Une autre particularité du CRIP est la présence d'un service médical et social. « Le médecin nous est utile car nous sommes nombreux à venir de loin, précise Cécile Bigou. Difficile, quand on a besoin de consulter son médecin traitant pour renouveler une ordonnance, prescrire une prise de sang ou autre. Il peut alors s'en charger. » En cas de besoin, un kinésithérapeute est également disponible. Quant à l'assistante sociale, elle avoue rencontrer rarement les élèves infirmiers. « Ils nous sollicitent pour obtenir des permissions d'absence lorsqu'ils ont un problème administratif à régler ou des obligations familiales à assumer », note Viviane Elgoyhen, responsable du service social et insertion. Des difficultés financières peuvent également amener les stagiaires à frapper à la porte du service. « Nous pouvons alors voir si une avance sur salaire peut leur être accordée en attendant le premier paiement, ou éventuellement travailler sur un dossier de surendettement », poursuit la travailleuse sociale. De même, un psychologue est disponible, hors des locaux de l'IFSI, pour l'ensemble des stagiaires du CRIP (ils sont 280, toutes formations confondues).

A l'issue de la formation, le pôle santé s'enorgueillit d'un taux d'employabilité record de 100 %. D'ailleurs, le service insertion du CRIP ne rencontre que très peu les stagiaires infirmiers. « J'interviens deux demi-journées sur l'ensemble des trois années afin de travailler avec eux sur la rédaction du CV et des lettres de motivation, mais ils n'ont généralement pas besoin de mon aide pour se placer », se félicite Nathalie Terrisse, conseillère en insertion professionnelle pour l'ensemble des formations.

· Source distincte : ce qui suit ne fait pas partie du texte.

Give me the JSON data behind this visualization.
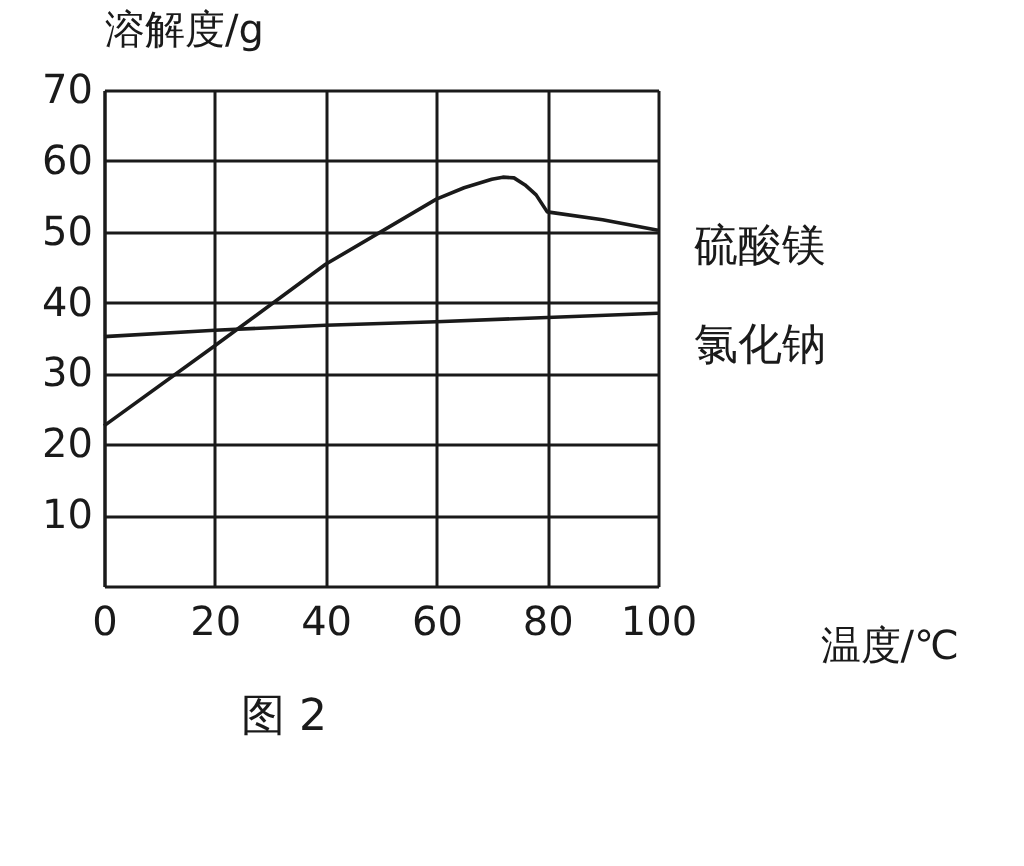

Une facilité guère étonnante, dans un secteur hospitalier sans cesse à la recherche de nouveaux professionnels. Comparé aux taux des autres formations proposées par le CRIP, de niveau IV, V ou VI et qui plafonnent entre 48 % et 67 % d'élèves en emploi six mois après leur sortie, c'est un beau succès. Aussi le pôle santé réfléchit-il à la possibilité de développer d'autres formations dans le domaine sanitaire et social. « Nous allons déposer des demandes de financement pour des cursus d'aide-soignant, d'auxiliaire médico-psychologique, d'assistant de soins en gérontologie et d'auxiliaire de vie sociale, résume Patrice Thuaud. Dans le contexte démographique actuel, ce sont des secteurs qui embauchent. Et cela offrira d'autres débouchés aux élèves de l'année préparatoire. » La place pour accueillir ces formations de courte durée est d'ores et déjà prévue dans un bâtiment attenant en construction.